Benefits for the purchaser/user:
- The corporate client would know his or her health care costs going three years out.
- Wellness and other programs to decrease costs would have time to work and would be more appealing.
- In smaller firms, the impact of one or two major illnesses would be ameliorated over the 36-month life of the program.
- Employees would not face learning new procedures and perhaps new health care providers each year.
- The first-year premiums would probably include a higher than normal increase thus helping to build a reserve for following years, regulators permitting.
- They could limit the program to select companies with demonstrated histories going back three or more years.
- Any usage abnormalities would be smoothed out over a longer period of time.
- The paperwork necessary for adding or subtracting new accounts would be lessened.
- Monies from the premiums can be allocated in a way to smooth out variations in cash flow and profits more easily.
- They would be assured of a three year commission flow, at almost the same rate as prior offerings.
- Their workload would be reduced, as they would not need to resubmit comparisons in years two and three but only at the end of the third year.
- The threat from poaching by other agents would be lessened if not eliminated.
- The agent/broker could concentrate on selling ancillary products and services to his or her clients.
Over the past four months, I have discussed this concept with big and small corporate managers most of who reacted positively to this idea.

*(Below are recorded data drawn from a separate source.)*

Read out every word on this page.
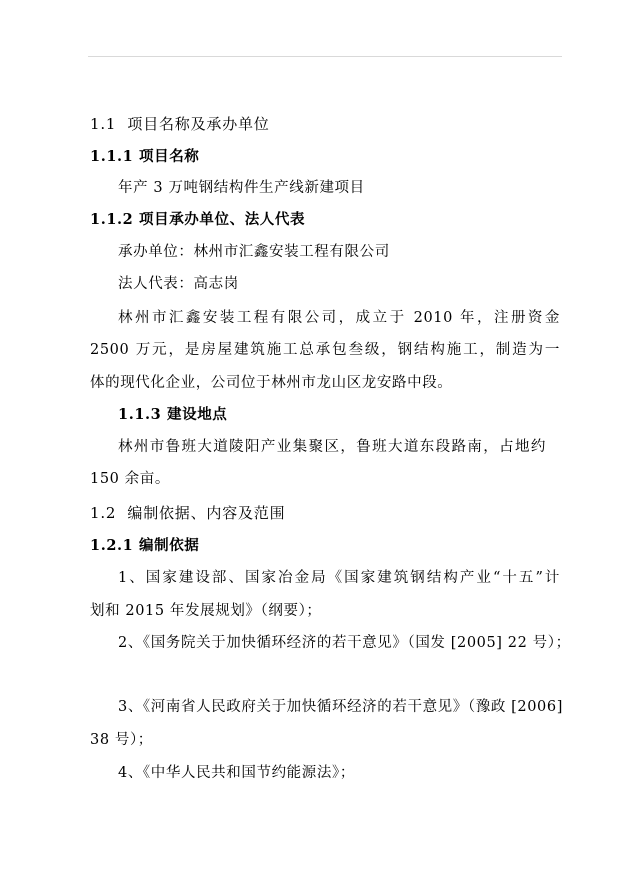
1.1 项目名称及承办单位
1.1.1 项目名称
年产 3 万吨钢结构件生产线新建项目
1.1.2 项目承办单位、法人代表
承办单位：林州市汇鑫安装工程有限公司
法人代表：高志岗
林州市汇鑫安装工程有限公司，成立于 2010 年，注册资金
2500 万元，是房屋建筑施工总承包叁级，钢结构施工，制造为一
体的现代化企业，公司位于林州市龙山区龙安路中段。
1.1.3 建设地点
林州市鲁班大道陵阳产业集聚区，鲁班大道东段路南，占地约
150 余亩。
1.2 编制依据、内容及范围
1.2.1 编制依据
1、国家建设部、国家冶金局《国家建筑钢结构产业“十五”计
划和 2015 年发展规划》（纲要）；
2、《国务院关于加快循环经济的若干意见》（国发 [2005] 22 号）；
3、《河南省人民政府关于加快循环经济的若干意见》（豫政 [2006]
38 号）；
4、《中华人民共和国节约能源法》；
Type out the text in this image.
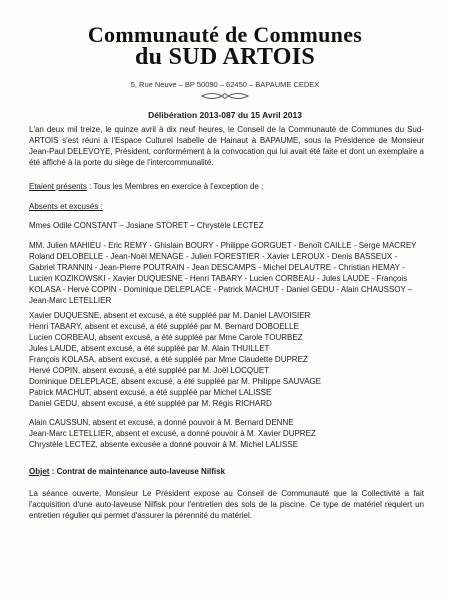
Communauté de Communes
du SUD ARTOIS
5, Rue Neuve – BP 50090 – 62450 – BAPAUME CEDEX
Délibération 2013-087 du 15 Avril 2013
L'an deux mil treize, le quinze avril à dix neuf heures, le Conseil de la Communauté de Communes du Sud-ARTOIS s'est réuni à l'Espace Culturel Isabelle de Hainaut à BAPAUME, sous la Présidence de Monsieur Jean-Paul DELEVOYE, Président, conformément à la convocation qui lui avait été faite et dont un exemplaire a été affiché à la porte du siège de l'intercommunalité.
Etaient présents : Tous les Membres en exercice à l'exception de :
Absents et excusés :
Mmes Odile CONSTANT – Josiane STORET – Chrystèle LECTEZ
MM. Julien MAHIEU - Eric REMY - Ghislain BOURY - Philippe GORGUET - Benoît CAILLE - Serge MACREY
Roland DELOBELLE - Jean-Noël MENAGE - Julien FORESTIER - Xavier LEROUX - Denis BASSEUX -
Gabriel TRANNIN - Jean-Pierre POUTRAIN - Jean DESCAMPS - Michel DELAUTRE - Christian HEMAY -
Lucien KOZIKOWSKI - Xavier DUQUESNE - Henri TABARY - Lucien CORBEAU - Jules LAUDE - François
KOLASA - Hervé COPIN - Dominique DELEPLACE - Patrick MACHUT - Daniel GEDU - Alain CHAUSSOY –
Jean-Marc LETELLIER
Xavier DUQUESNE, absent et excusé, a été suppléé par M. Daniel LAVOISIER
Henri TABARY, absent et excusé, a été suppléé par M. Bernard DOBOELLE
Lucien CORBEAU, absent excusé, a été suppléé par Mme Carole TOURBEZ
Jules LAUDE, absent excusé, a été suppléé par M. Alain THUILLET
François KOLASA, absent excusé, a été suppléé par Mme Claudette DUPREZ
Hervé COPIN, absent excusé, a été suppléé par M. Joël LOCQUET
Dominique DELEPLACE, absent excusé, a été suppléé par M. Philippe SAUVAGE
Patrick MACHUT, absent excusé, a été suppléé par Michel LALISSE
Daniel GEDU, absent excusé, a été suppléé par M. Régis RICHARD
Alain CAUSSUN, absent et excusé, a donné pouvoir à M. Bernard DENNE
Jean-Marc LETELLIER, absent et excusé, a donné pouvoir à M. Xavier DUPREZ
Chrystèle LECTEZ, absente excusée a donné pouvoir à M. Michel LALISSE
Objet : Contrat de maintenance auto-laveuse Nilfisk
La séance ouverte, Monsieur Le Président expose au Conseil de Communauté que la Collectivité a fait l'acquisition d'une auto-laveuse Nilfisk pour l'entretien des sols de la piscine. Ce type de matériel requiert un entretien régulier qui permet d'assurer la pérennité du matériel.
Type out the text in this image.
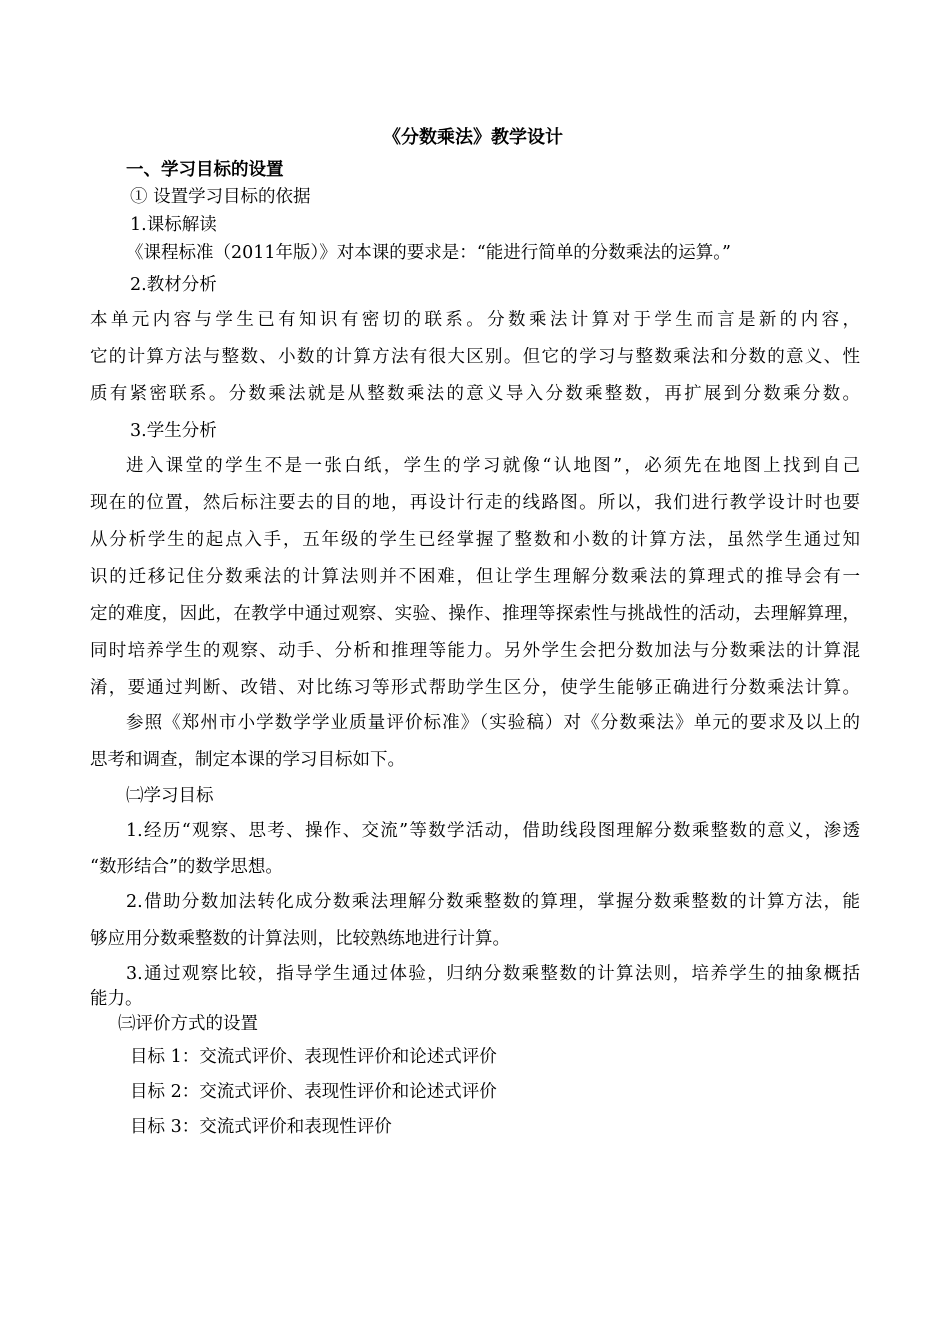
《分数乘法》教学设计
一、学习目标的设置
① 设置学习目标的依据
1.课标解读
《课程标准（2011年版）》对本课的要求是：“能进行简单的分数乘法的运算。”
2.教材分析
本单元内容与学生已有知识有密切的联系。分数乘法计算对于学生而言是新的内容，
它的计算方法与整数、小数的计算方法有很大区别。但它的学习与整数乘法和分数的意义、性
质有紧密联系。分数乘法就是从整数乘法的意义导入分数乘整数，再扩展到分数乘分数。
3.学生分析
进入课堂的学生不是一张白纸，学生的学习就像“认地图”，必须先在地图上找到自己
现在的位置，然后标注要去的目的地，再设计行走的线路图。所以，我们进行教学设计时也要
从分析学生的起点入手，五年级的学生已经掌握了整数和小数的计算方法，虽然学生通过知
识的迁移记住分数乘法的计算法则并不困难，但让学生理解分数乘法的算理式的推导会有一
定的难度，因此，在教学中通过观察、实验、操作、推理等探索性与挑战性的活动，去理解算理，
同时培养学生的观察、动手、分析和推理等能力。另外学生会把分数加法与分数乘法的计算混
淆，要通过判断、改错、对比练习等形式帮助学生区分，使学生能够正确进行分数乘法计算。
参照《郑州市小学数学学业质量评价标准》（实验稿）对《分数乘法》单元的要求及以上的
思考和调查，制定本课的学习目标如下。
㈡学习目标
1.经历“观察、思考、操作、交流”等数学活动，借助线段图理解分数乘整数的意义，渗透
“数形结合”的数学思想。
2.借助分数加法转化成分数乘法理解分数乘整数的算理，掌握分数乘整数的计算方法，能
够应用分数乘整数的计算法则，比较熟练地进行计算。
3.通过观察比较，指导学生通过体验，归纳分数乘整数的计算法则，培养学生的抽象概括
能力。
㈢评价方式的设置
目标 1：交流式评价、表现性评价和论述式评价
目标 2：交流式评价、表现性评价和论述式评价
目标 3：交流式评价和表现性评价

“Every year around the presidents’ birthday holiday, my HR manager comes to me to talk about next year’s health care program,” one owner-president said to us. “Then for the next five months, we talk, plan and begin to get bids and ideas. This takes time away from other things that need to get done. Besides reducing that process in two of every three years, it would be nice to know for three years what my costs would be.”
A negative came up in talking with a state regulator in New Jersey, perhaps one of the most change resistant and politicized oversight group in the nation. She said the three- year option would lessen her control and oversight and her feeling that the present system worked best for companies and individuals. When it was suggested that only a specified group of companies would be involved, she said that the insurance providers would only choose firms with good health records, leaving the others in a pool that would require higher premiums.
Gradually over time, the growth of education towards wellness that is growing among all companies many companies would build up to standards that would enable them to join the select group.
One actuary said his firm has looked at this concept for five years and analyzed various scenarios. During that period, his company made more money using this concept than in an annual renewal basis for a majority of companies surveyed.
Since most American spend less than $500 on health care services during a given year, this approach makes sense. This idea would greatly aid in the building of consumer directed usage. More importantly, it’s a way to save money, time and resources at a time when companies, agent/brokers and insurance providers need to do so.